This did not match my experience when I bought my Surf Club resale week (from the on-site sales office).  They bumped me to Elite w/ that purchase, even though I certainly did not meet the $30K retail requirement of previous purchases.  I guess it could have changed, or varies from sales office to sales office.

Kurt


----------



## archsof (Nov 3, 2016)

PigsDad said:


> This did not match my experience when I bought my Surf Club resale week (from the on-site sales office).  They bumped me to Elite w/ that purchase, even though I certainly did not meet the $30K retail requirement of previous purchases.  I guess it could have changed, or varies from sales office to sales office.
> 
> Kurt



Hi Kurt,

The 30K was told to me by another salesperson @ HGVC Vegas on the Strip in July'16 after he didn't believe we achieved Elite Plus w/ the resale @ McAlpin.  He didn't have any motivation on the subject as he knew we would never buy from him.  His advice was to purchase more to achieve Premier if we wanted it.  We closed in Dec'15.  It could be we were told only McAlpin properties would qualify or at least that was what we were led to believe.  Thanks for the info.
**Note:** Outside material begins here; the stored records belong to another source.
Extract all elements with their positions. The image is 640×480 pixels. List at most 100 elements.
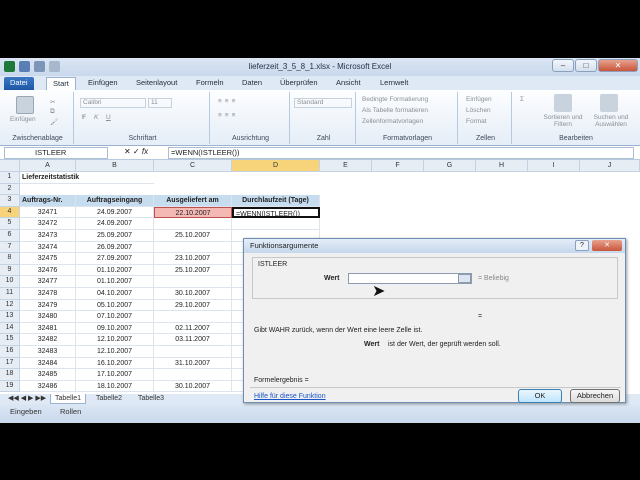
table-cell[interactable]: 01.10.2007 [76, 276, 154, 288]
table-cell[interactable] [154, 369, 232, 381]
table-cell[interactable]: 30.10.2007 [154, 288, 232, 300]
help-icon[interactable]: ? [575, 240, 589, 251]
sum-icon[interactable]: Σ [520, 96, 524, 103]
column-header[interactable]: I [528, 160, 580, 172]
table-cell[interactable]: 24.09.2007 [76, 218, 154, 230]
close-button[interactable]: ✕ [598, 59, 638, 72]
table-cell[interactable]: 27.09.2007 [76, 253, 154, 265]
table-cell[interactable]: 07.10.2007 [76, 311, 154, 323]
table-cell[interactable]: 32485 [20, 369, 76, 381]
table-cell[interactable]: 09.10.2007 [76, 322, 154, 335]
find-select-button[interactable]: Suchen und Auswählen [588, 114, 634, 128]
arg-input[interactable] [348, 273, 472, 284]
table-cell[interactable]: 30.10.2007 [154, 380, 232, 393]
table-cell[interactable]: 25.10.2007 [154, 264, 232, 277]
header-cell[interactable]: Ausgeliefert am [154, 195, 232, 207]
paste-icon[interactable] [16, 96, 34, 114]
column-header[interactable]: C [154, 160, 232, 172]
insert-cells-button[interactable]: Einfügen [466, 96, 492, 103]
select-all-corner[interactable] [0, 160, 20, 172]
column-header[interactable]: A [20, 160, 76, 172]
align-horizontal-icons[interactable]: ≡≡≡ [218, 112, 238, 119]
table-cell[interactable] [154, 276, 232, 288]
row-header[interactable]: 17 [0, 357, 20, 370]
row-header[interactable]: 8 [0, 253, 20, 265]
sheet-title[interactable]: Lieferzeitstatistik [20, 172, 154, 184]
header-cell[interactable]: Auftragseingang [76, 195, 154, 207]
row-header[interactable]: 11 [0, 288, 20, 300]
ok-button[interactable]: OK [518, 389, 562, 403]
tab-lernwelt[interactable]: Lernwelt [374, 77, 414, 90]
table-cell[interactable]: 26.09.2007 [76, 241, 154, 254]
row-header[interactable]: 14 [0, 322, 20, 335]
italic-button[interactable]: K [94, 114, 98, 121]
tab-start[interactable]: Start [46, 77, 76, 90]
row-header[interactable]: 18 [0, 369, 20, 381]
sheet-tab-3[interactable]: Tabelle3 [134, 394, 168, 404]
underline-button[interactable]: U [106, 114, 111, 121]
tab-page-layout[interactable]: Seitenlayout [130, 77, 183, 90]
sheet-tab-2[interactable]: Tabelle2 [92, 394, 126, 404]
font-size-select[interactable]: 11 [148, 98, 172, 108]
row-header[interactable]: 10 [0, 276, 20, 288]
tab-insert[interactable]: Einfügen [82, 77, 124, 90]
align-icons[interactable]: ≡≡≡ [218, 98, 238, 105]
table-cell[interactable]: 01.10.2007 [76, 264, 154, 277]
format-cells-button[interactable]: Format [466, 118, 487, 125]
header-cell[interactable]: Auftrags-Nr. [20, 195, 76, 207]
row-header[interactable]: 5 [0, 218, 20, 230]
cell-styles-button[interactable]: Zellenformatvorlagen [362, 118, 423, 125]
table-cell[interactable]: 32473 [20, 230, 76, 242]
cancel-button[interactable]: Abbrechen [570, 389, 620, 403]
sort-filter-button[interactable]: Sortieren und Filtern [540, 114, 586, 128]
column-header[interactable]: G [424, 160, 476, 172]
table-cell[interactable]: 25.10.2007 [154, 230, 232, 242]
table-cell[interactable]: 32480 [20, 311, 76, 323]
delete-cells-button[interactable]: Löschen [466, 107, 491, 114]
column-header[interactable]: E [320, 160, 372, 172]
column-header[interactable]: J [580, 160, 640, 172]
table-cell[interactable]: 22.10.2007 [154, 206, 232, 219]
maximize-button[interactable]: □ [575, 59, 597, 72]
conditional-formatting-button[interactable]: Bedingte Formatierung [362, 96, 428, 103]
table-cell[interactable] [154, 346, 232, 358]
format-as-table-button[interactable]: Als Tabelle formatieren [362, 107, 428, 114]
table-cell[interactable]: 32478 [20, 288, 76, 300]
row-header[interactable]: 4 [0, 206, 20, 219]
table-cell[interactable] [154, 311, 232, 323]
formula-input[interactable]: =WENN(ISTLEER()) [168, 147, 634, 159]
dialog-close-button[interactable]: ✕ [592, 240, 622, 251]
fx-icon[interactable]: ✕ ✓ fx [124, 147, 148, 156]
column-header[interactable]: F [372, 160, 424, 172]
table-cell[interactable]: 24.09.2007 [76, 206, 154, 219]
table-cell[interactable]: 32472 [20, 218, 76, 230]
table-cell[interactable]: 05.10.2007 [76, 299, 154, 312]
sort-filter-icon[interactable] [554, 94, 572, 112]
table-cell[interactable]: 32479 [20, 299, 76, 312]
table-cell[interactable] [154, 241, 232, 254]
tab-review[interactable]: Überprüfen [274, 77, 324, 90]
table-cell[interactable]: 32476 [20, 264, 76, 277]
row-header[interactable]: 9 [0, 264, 20, 277]
table-cell-lead-time[interactable]: =WENN(ISTLEER()) [232, 206, 320, 219]
tab-formulas[interactable]: Formeln [190, 77, 230, 90]
copy-icon[interactable]: ⧉ [50, 108, 55, 116]
row-header[interactable]: 15 [0, 334, 20, 346]
table-cell-lead-time[interactable] [232, 218, 320, 230]
bold-button[interactable]: F [82, 114, 86, 121]
table-cell[interactable]: 17.10.2007 [76, 369, 154, 381]
table-cell[interactable]: 32481 [20, 322, 76, 335]
tab-view[interactable]: Ansicht [330, 77, 367, 90]
format-painter-icon[interactable]: 🖌 [50, 118, 58, 126]
column-header[interactable]: B [76, 160, 154, 172]
collapse-dialog-icon[interactable] [458, 274, 471, 283]
table-cell[interactable]: 32484 [20, 357, 76, 370]
row-header[interactable]: 19 [0, 380, 20, 393]
table-cell[interactable]: 29.10.2007 [154, 299, 232, 312]
table-cell[interactable]: 25.09.2007 [76, 230, 154, 242]
row-header[interactable]: 16 [0, 346, 20, 358]
row-header[interactable]: 1 [0, 172, 20, 184]
column-header[interactable]: H [476, 160, 528, 172]
table-cell[interactable]: 18.10.2007 [76, 380, 154, 393]
name-box[interactable]: ISTLEER [4, 147, 108, 159]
Never have seen documentation on it. 

Jerry


----------



## phil1ben (Nov 3, 2016)

buzglyd said:


> It makes me wonder why the fees are so high?
> 
> It's not like there are a huge amount of amenities there to pay for.



The Operating expenses are higher because they are historic buildings. Also the RE taxes are high but this is relatively small compared to the OE. HGVC still gets their pound of flesh by hammering the facility on Maintenance and Asset Management fees. Because you are in the heart of South Beach I also assume that the labor and material costs are high. 

Having said that we are still happy with our resale purchase at South Beach. I would do it again.


----------